While this was seen as being in the works, especially after a recent statement by Sistema’s Dmitry Shukov, analysts are saying that this merger will be a win-win for both parties.
“If they can merge, then it will be easy for RCom to pair its recently acquired 4G spectrum with MTS’ spectrum, which is already liberalized,” said a Mumbai-based analyst.
RCom had turned out to be surprisingly aggressive in recent spectrum auctions and had bid for and won 1.25 to 2.5 MHz of spectrum in many areas.
Though MTS did not participate in the auction, it had bought similar chunks of spectrum in many circles in previous auctions.
The move by RCom to buy just 1.25 or 2.5 MHz of 4G spectrum had puzzled many experts, as you need at least 3.75 MHz of spectrum per circle to launch 4G services.

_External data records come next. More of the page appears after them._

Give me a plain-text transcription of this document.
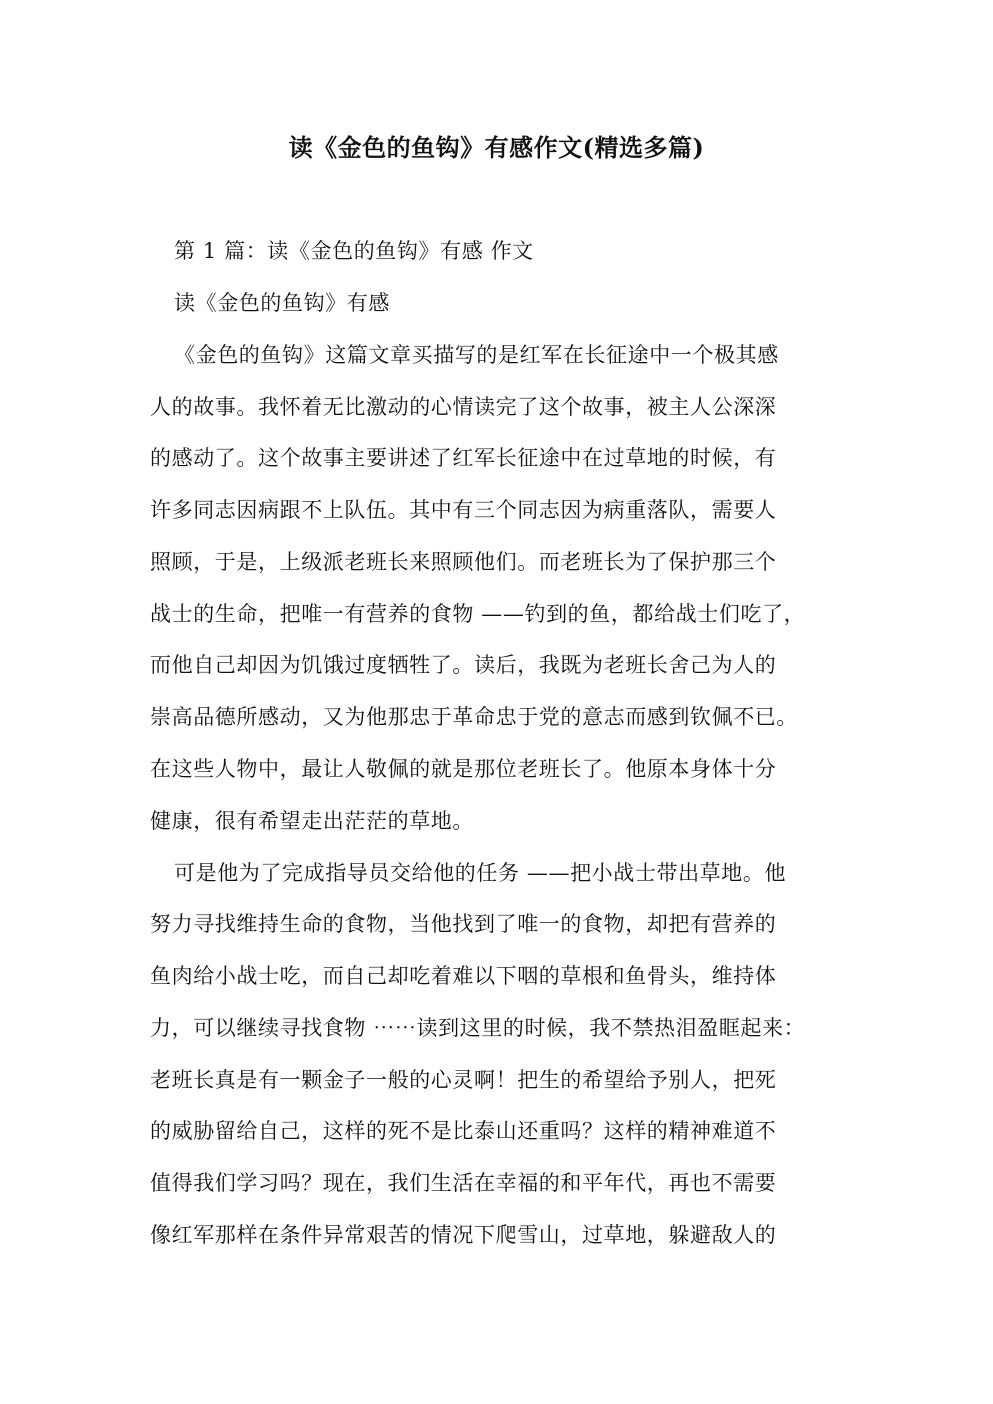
读《金色的鱼钩》有感作文(精选多篇)
第 1 篇：读《金色的鱼钩》有感 作文
读《金色的鱼钩》有感
《金色的鱼钩》这篇文章买描写的是红军在长征途中一个极其感
人的故事。我怀着无比激动的心情读完了这个故事，被主人公深深
的感动了。这个故事主要讲述了红军长征途中在过草地的时候，有
许多同志因病跟不上队伍。其中有三个同志因为病重落队，需要人
照顾，于是，上级派老班长来照顾他们。而老班长为了保护那三个
战士的生命，把唯一有营养的食物 ——钓到的鱼，都给战士们吃了，
而他自己却因为饥饿过度牺牲了。读后，我既为老班长舍己为人的
崇高品德所感动，又为他那忠于革命忠于党的意志而感到钦佩不已。
在这些人物中，最让人敬佩的就是那位老班长了。他原本身体十分
健康，很有希望走出茫茫的草地。
可是他为了完成指导员交给他的任务 ——把小战士带出草地。他
努力寻找维持生命的食物，当他找到了唯一的食物，却把有营养的
鱼肉给小战士吃，而自己却吃着难以下咽的草根和鱼骨头，维持体
力，可以继续寻找食物 ⋯⋯读到这里的时候，我不禁热泪盈眶起来：
老班长真是有一颗金子一般的心灵啊！把生的希望给予别人，把死
的威胁留给自己，这样的死不是比泰山还重吗？这样的精神难道不
值得我们学习吗？现在，我们生活在幸福的和平年代，再也不需要
像红军那样在条件异常艰苦的情况下爬雪山，过草地，躲避敌人的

Ideally, 4G LTE requires 5 MHz of contiguous spectrum.
Therefore, it was speculated that RCom is planning to pool its 4G spectrum with that of Reliance Jio. If that was not possible, it was expected that RCom would pay ‘liberalization charges’ to the government and convert part of its CDMA spectrum into 4G spectrum.
However, such liberalization charges could run into hundreds, if not thousands, of crores of rupees.
Meanwhile, MTS or Sistema was frustrated in its designs to become a major data player across India by the scarcity of spectrum. To launch 4G, it would need about 1.25 MHz of spectrum in each of its nine circles
Even if it got that extra 1.25 MHz of spectrum in its 9 circles, it would still need a place to transfer its existing CDMA subscribers to.
With such a merger, said analysts, MTS and RCom could pool their liberalized (4G) spectrum into one 5 MHz chunk, and use RCom’s existing unliberalized CDMA spectrum to service both of their CDMA subscribers.
However, analysts also see many challenges. The department of telecom has exhibited inconsistent and difficult-to-predict decision making, especially with regard to giving its nod to mergers and buyouts.
Idea Cellular, which bought out Spice Telecom a few years ago, ran into regulatory troubles after its merger was not given the final nod by the department for years.
“The government looks at all mergers and sale with suspicion, and this could mean a lot of delays or objections,” said another analyst.
SHARE SWAP DEAL
According to a statement from RCom, the two companies are looking at a stock-swap merger, which means that no money will change hands. Owners of both companies will end up with shares in the combined company.
RCom said the following in a statement:
“Reliance Communications (RCOM) and AFK Sistema have entered into exclusive discussions on a potential merger between the Indian telecom business of Sistema Shyam TeleServices Ltd. (SSTL) and RCOM, through a stock swap. The discussions are indicative and non- binding in nature, and remain subject to due diligence, definitive documentation and approvals, as may be necessary. There is no certainty that any transaction will result.”
Only a few days ago, Dmitry Shukov, Chief Executive Officer of Sistema Shyam Teleservices had said he was looking forward to consolidation in the Indian telecom industry.
“Consolidation within the Indian telecom sector is bound to happen. The key catalysts now are the spectrum sharing and trading guidelines, which are expected to be issued by the Government. One hopes that clarity on such regulatory issues is received at the earliest,” he said.